Punch Brothers are an American five-piece, playing delicate tunes on a selection of the fringe stringed instruments like mandolin and banjo. Their songs are a subtle blend of progressive bluegrass, classical and folk, pleasantly paired with a high vocal and falsetto that frames emotion well. Their fourth album, The Phosphorescent Blues, begins with a ten-minute track called Familiarity, which presents as intensely gentle and fragile, almost a soap bubble, despite building to a palpable height. It’s a twittering bird, a Faberge porcelain, something that will crumble should you hold it with anything less that total reverence. It’s an anxious feeling, listening to music that sounds ready to shatter at any moment.
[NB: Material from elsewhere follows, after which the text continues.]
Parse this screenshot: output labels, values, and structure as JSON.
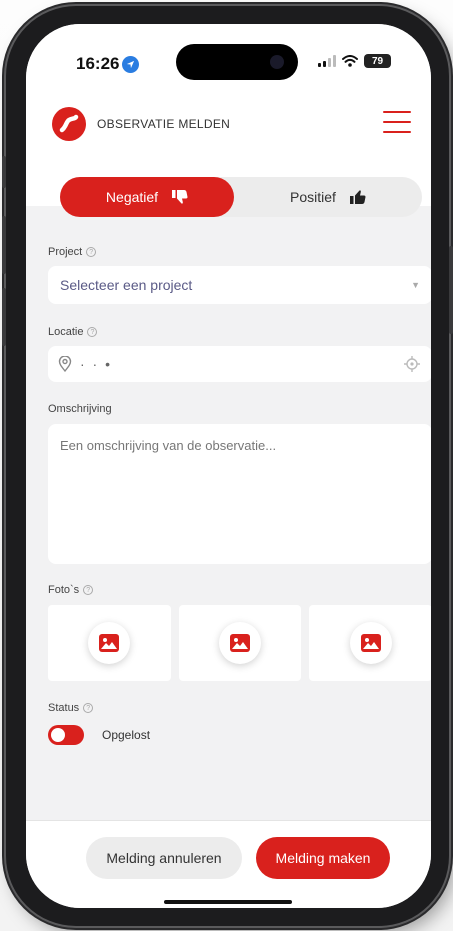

To my mind, there are three threads to this album. One sees songs like Familiarity, like the closer Little Lights and its precursor Between 1st and A, presenting a song like a spider’s silk, a candy floss softness that recoils from direct light. Another sees more classical sounding pieces, like Prelude (Scriabin) and Passepied (Debussy), adding depth and texture to the aerated beauty, while never fully shedding that eggshell veneer. The third is more robust, with more strident bluegrass rootsy songs like I Blew It Off and my standout Magnet, but even these are a translucent muslin, a one-ply single sheet. Bluegrass has a swagger, usually, while this sound tiptoes through the snow.

I’m not an idiot. Fairies aren’t real. I was four, and imaginative. Even so, I felt a genuine sense of loss when the fairies died, a mix of pain and shame that crept up in unguarded moments well into adulthood. This album, a pleasant 6/10 with a dandelion heart, takes me back to that feeling of oafish regret, and has me on edge, wondering if I’ll plunge my thumbs through the music’s soft meringue shell and never hear its whispers again.